Portland, Ore. — Multnomah County and Slayden-Sundt, a joint venture of Slayden Constructors and Sundt Construction, Inc., recently celebrated the opening of Multnomah County’s new $227 million Sellwood Bridge in Portland, Ore.

Serving as the Construction Manager/General Contractor (CMGC) for the 2,000-foot-long bridge, Slayden-Sundt replaced the original, deteriorating structure with a wider, pedestrian-friendly bridge that can accommodate the area’s growing traffic volume. Originally built in 1925, the bridge is the community’s only crossing over the Willamette River for 12 miles, making it the state’s busiest two-lane bridge as well as an iconic piece of architecture.

Designed by T.Y. Lin International as an open-spandrel steel deck arch structure, the new bridge complements the immediate surroundings and features two vehicle lanes in each direction on the west end, which narrow to one lane in each direction on the east end. The bridge also has two 6-foot-wide bike lanes and two 12-foot-wide sidewalks.

Though the bridge has opened to the public, crews will continue removing the old bridge and completing additional work on the east and west sides of the Willamette River.

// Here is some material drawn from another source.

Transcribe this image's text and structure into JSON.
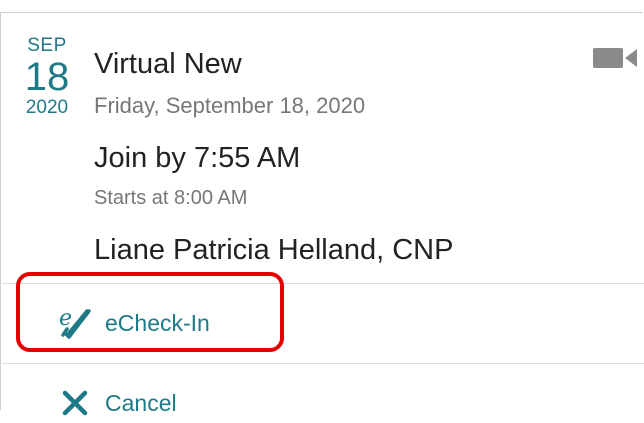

“Aside from the project’s massive scope and complexity, the biggest challenge for us was figuring out the best way to replace this vital travel artery with as little disruption to the community as possible,” said Sundt Project Manager Chad Yount. “Our Slayden-Sundt team did a wonderful job implementing innovative solutions that not only dramatically cut roadway closure times but helped reduce waste and the overall environmental impact of the project.” The project was allowed to close the bridge to traffic for 30 days: with eight months remaining in the five-year project, the bridge has been closed only 20 days.

“The Slayden-Sundt and  Multnomah County team approach and coordination between all parties involved was key in delivering this successful project,” said Greg Huston of Slayden Constructors, Inc. “We are proud to be a part of this project that will serve the community for years to come.”

Slayden-Sundt broke ground on the project just over four years ago in December of 2011, and employed a number of innovative approaches along the way to help reduce disruption to the community and provide greater protection for the environment. Most notably, the team utilized a bold approach to construct the new bridge in the footprint of the existing structure without shutting down traffic flow. Rather than rebuilding the bridge in sections and shifting traffic back and forth between structures and newly completed segments, the team created a “shoofly” bridge.

The approach involved lifting the old bridge deck and truss with hydraulic jacks and moving it to one side, then placing it on a set of temporary piers and connecting it to temporary approach spans so that traffic could continue to use it while the new bridge was constructed. The 1,100-foot-long steel bridge truss was moved in a single 12-hour operation and became one of the longest bridge sections ever to be moved.